教室までの道を一人で頑張って歩いていた。みんなはそれに合わせて歩いてくれたけど、入学式は私のせいで出られなかった。
私が落ち着くまで一緒に居てくれた…本当は出て欲しかった。
だけど正直、凄く安心した。やっぱりみんなといると不安な事は無くなるみたい。
「紬、無理そうなら帰るか?」
「…ううん、大丈夫」
本当は帰りたい気もする。
…だって怒られるの分かってるから。
「紬ちゃん、息切れしてるけど。本当に一人で最後まで上がれる?」
ゼーハー…。
「だ、だいじょ…ぶ。これから…通うから…これ、ぐらい…」
病院生活でもエレベーター優先だったのが、ここに来て響くなんて…!
そうは言うけど、病室外もあまり出た事も無かったから、歩くって事も不安定なんだけど。
自室も二階じゃなくて一階。
家の中でも上ってこなかった。
どうしよう…もう不安しかないよ…。
支えられながらようやく教室前に到着。
聞こえてくるのは、帰り際の楽しそうな声だった。
「あー…、終わっちゃいましたね」
凪が苦笑い。
サーっと血の気が引く感じがして、ふらりと紘に倒れ掛かった。
「おっと」
軽く受け止められる。
そ…そんなぁ。
折角ここまで頑張ったのに。
折角、みんなが一緒にいてくれたのに…。
初日からこんな調子でちゃんと通えるの私…?
「ご、ごめんね…私がのんびり歩いてたから…」
歩幅合わせてくれたけど。
みんなならすぐについたよね。
足長いから特に。
「紬、気にし過ぎ。

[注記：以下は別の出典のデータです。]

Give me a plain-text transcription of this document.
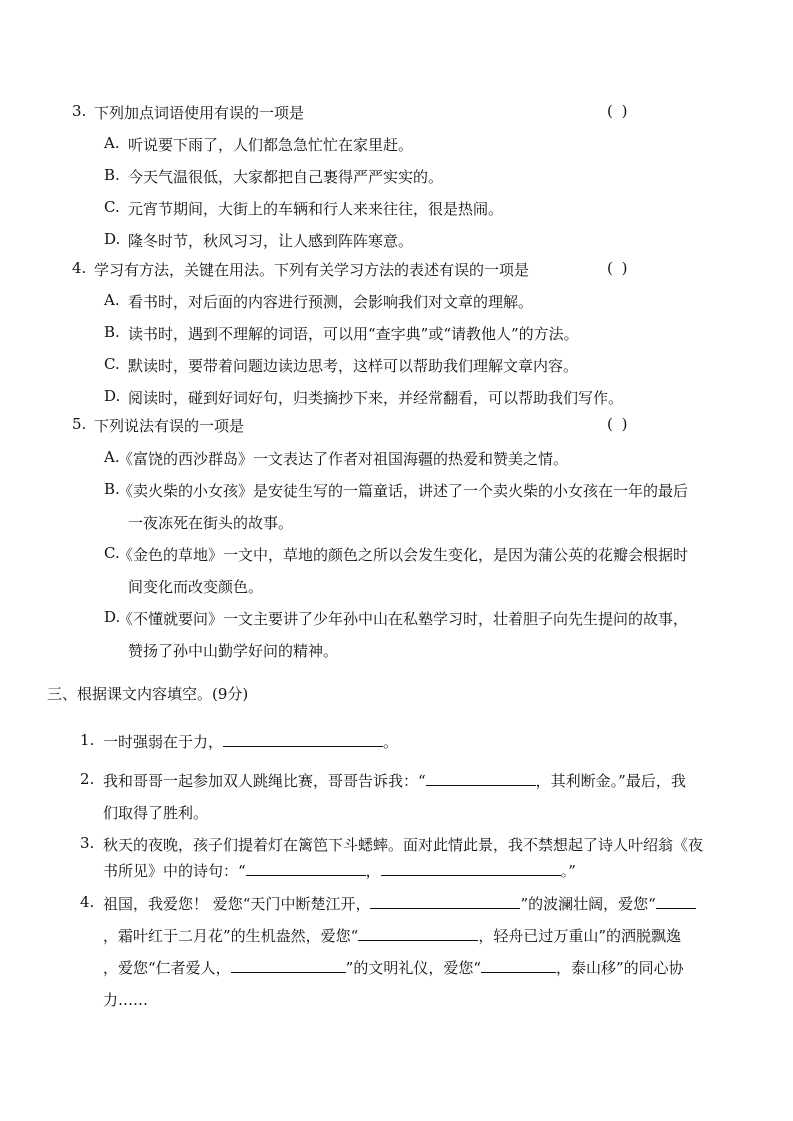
3. 下列加点词语使用有误的一项是	( )
A. 听说要下雨了，人们都急急忙忙在家里赶。
B. 今天气温很低，大家都把自己裹得严严实实的。
C. 元宵节期间，大街上的车辆和行人来来往往，很是热闹。
D. 隆冬时节，秋风习习，让人感到阵阵寒意。
4. 学习有方法，关键在用法。下列有关学习方法的表述有误的一项是	( )
A. 看书时，对后面的内容进行预测，会影响我们对文章的理解。
B. 读书时，遇到不理解的词语，可以用“查字典”或“请教他人”的方法。
C. 默读时，要带着问题边读边思考，这样可以帮助我们理解文章内容。
D. 阅读时，碰到好词好句，归类摘抄下来，并经常翻看，可以帮助我们写作。
5. 下列说法有误的一项是	( )
A.
《富饶的西沙群岛》一文表达了作者对祖国海疆的热爱和赞美之情。
B.
《卖火柴的小女孩》是安徒生写的一篇童话，讲述了一个卖火柴的小女孩在一年的最后
一夜冻死在街头的故事。
C.
《金色的草地》一文中，草地的颜色之所以会发生变化，是因为蒲公英的花瓣会根据时
间变化而改变颜色。
D.
《不懂就要问》一文主要讲了少年孙中山在私塾学习时，壮着胆子向先生提问的故事，
赞扬了孙中山勤学好问的精神。
三、根据课文内容填空。(9分)
1. 一时强弱在于力，	。
2. 我和哥哥一起参加双人跳绳比赛，哥哥告诉我：“	，其利断金。”最后，我
们取得了胜利。
3. 秋天的夜晚，孩子们提着灯在篱笆下斗蟋蟀。面对此情此景，我不禁想起了诗人叶绍翁《夜
书所见》中的诗句：“	，	。”
4. 祖国，我爱您！ 爱您“天门中断楚江开，	”的波澜壮阔，爱您“
，霜叶红于二月花”的生机盎然，爱您“	，轻舟已过万重山”的洒脱飘逸
，爱您“仁者爱人，	”的文明礼仪，爱您“	，泰山移”的同心协
力……
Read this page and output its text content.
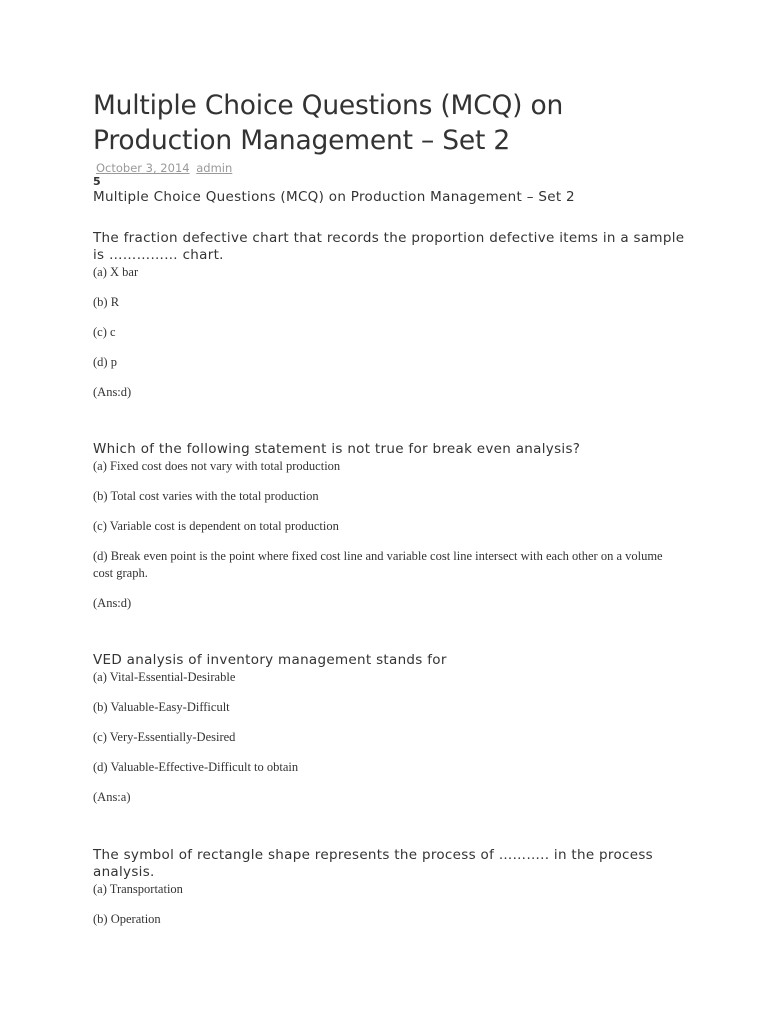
Multiple Choice Questions (MCQ) on Production Management – Set 2
October 3, 2014 admin
5
Multiple Choice Questions (MCQ) on Production Management – Set 2

The fraction defective chart that records the proportion defective items in a sample is …………… chart.

(a) X bar

(b) R

(c) c

(d) p

(Ans:d)

Which of the following statement is not true for break even analysis?

(a) Fixed cost does not vary with total production

(b) Total cost varies with the total production

(c) Variable cost is dependent on total production

(d) Break even point is the point where fixed cost line and variable cost line intersect with each other on a volume cost graph.

(Ans:d)

VED analysis of inventory management stands for

(a) Vital-Essential-Desirable

(b) Valuable-Easy-Difficult

(c) Very-Essentially-Desired

(d) Valuable-Effective-Difficult to obtain

(Ans:a)

The symbol of rectangle shape represents the process of ……….. in the process analysis.

(a) Transportation

(b) Operation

俺は一緒に歩けるの、嬉しい」
マスクをずらし累が言う。
本当に嬉しそうな雰囲気だった。
「もう帰っちゃお~。紬ちゃん、疲れたでしょ?」
「だ、だいじょぶ…!」
「やせ我慢しないの~」
バ、バレてらっしゃいます。
伊達に10年の付き合いじゃない、なんて言われてるみたいな感じがした。